Dima Petrov looked particularly discomforted. His fat fingers rolled around each other like hot dogs at a United States gas station, something Nastya couldn’t believe she longed to see. Abrasha opened his mouth but hesitated.
It was Lenya who rose from his chair. “My cousin is a chef, studying in France. He is good at his trade but his wallet does not agree with his…” he paused. His eyes turned to Nastya, “lavish lifestyle. I believe an opportunity to prove his skill might earn him a seat in this house.”
Sergei’s head bobbed up and down.“I do agree, friend. If he can be convinced to make this dessert for my daughter, and it satisfies her, he would find a space in my kitchen.”
Lenya finished the rest of his shot, and strode to the head of the table. He took Sergei’s hand and turned to the woman on his left. “It is an honor to finally meet you, Lady Ivanov. I have spent hours admiring you. To see you in person…Forgive me, you have a different appearance.” His eyes darted from one to the other. “More beautiful than I remember.”
He released the politician’s hand, bid the rest of the room “Доброй ночи,” and disappeared into the gloom. The others turned from the departing man back to the table and Nastya became acutely aware of three things.
The man named Lenya knew she was not Nastya Ivanov
She had two minutes before he would be calling a gray cellphone in the top right drawer of Sergei’s desk
Sergei Ivanov planned to have the President of the United States assassinated on December 18th by poisoning him after dinner.
The bottle floated around the table a second time and this time it was Abrasha Belov who rose from his chair. “A toast to your daughter’s birthday. We wish her a successful hunt, a marvelous dinner, and the richest life in the years to come. За успех!”
The bottle reached her. She put up a hand and passed it to her lover. When Sergei caught her eye she closed her lids slightly, swayed in her seat, and shook her hand, a trace of mimicked lust on her lips. He winked at her.
“За успех!” The words echoed around the table. The deed was sealed. Nastya rose and kissed Sergei.
“Ложитесь спать,” Come to bed she whispered the same way she had in many perfume commercials. Turning, she walked towards the hallway. She hoped the sound of her footsteps masked the thundering of her heart in her chest. The corridor was miles long, the richness of the red carpet and mahogany wood creating a coffin-like sensation as she approached the rooms at the end. There, she turned left into the politician’s office instead of right, to the bedroom.
The door had not even closed when a soft hum vibrated through the gloom of the office. The desk was illuminated only by the harvest moon yellow of the streetlamp outside. She crept towards it and, removing one of the bobby pins in her hair, fumbled with the lock of the drawer. It was open within seconds. She picked up the phone. Somewhere down the hall, Russian laughter rolled thick and lush, and she nearly dropped the device. There was one missed call, a name she’d never heard or seen.

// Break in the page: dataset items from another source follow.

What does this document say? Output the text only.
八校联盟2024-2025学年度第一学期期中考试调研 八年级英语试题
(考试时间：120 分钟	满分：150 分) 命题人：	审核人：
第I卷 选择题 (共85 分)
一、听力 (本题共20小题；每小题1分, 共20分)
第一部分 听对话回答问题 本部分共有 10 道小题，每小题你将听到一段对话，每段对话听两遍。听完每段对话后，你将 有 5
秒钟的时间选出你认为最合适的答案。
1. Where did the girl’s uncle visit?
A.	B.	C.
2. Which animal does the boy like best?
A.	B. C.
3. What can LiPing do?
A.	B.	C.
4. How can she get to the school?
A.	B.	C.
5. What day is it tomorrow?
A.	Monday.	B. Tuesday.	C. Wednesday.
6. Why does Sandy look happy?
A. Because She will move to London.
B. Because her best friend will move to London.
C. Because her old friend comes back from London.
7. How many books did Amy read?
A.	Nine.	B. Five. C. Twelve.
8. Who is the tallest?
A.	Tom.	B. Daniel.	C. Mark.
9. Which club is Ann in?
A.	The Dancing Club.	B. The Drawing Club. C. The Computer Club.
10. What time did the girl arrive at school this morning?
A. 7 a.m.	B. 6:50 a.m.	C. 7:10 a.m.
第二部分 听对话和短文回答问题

Taking the phone to buy more time, she pried the window open. The air was sharp and biting. It cut through the material of her dress. She pulled off the silver gown and flipped it inside out. It became something new. Within the material were buttons to give the impression of an overcoat, and fabric that had been tucked down the back elongated into sleeves. She pulled it back over her head and slunk out the window, pulling it closed. Her movements were quick, but controlled. The pins fell from her hair and loose curls tumbled down her shoulders. A napkin removed the bright red shade from her lips. Tonight, Sergei would begin the search for her. A month later a body would be dumped from an unmarked van into the Yenesei river. A badly decomposed, water logged Nastya Ivanov would appear. There would be no signs of foul play, just the lingering traces of heavy narcotics use that had, unfortunately, led to her actual demise. Sometime, a month later, an assassination attempt on the President would be thwarted. No one but Sergei and his men would know.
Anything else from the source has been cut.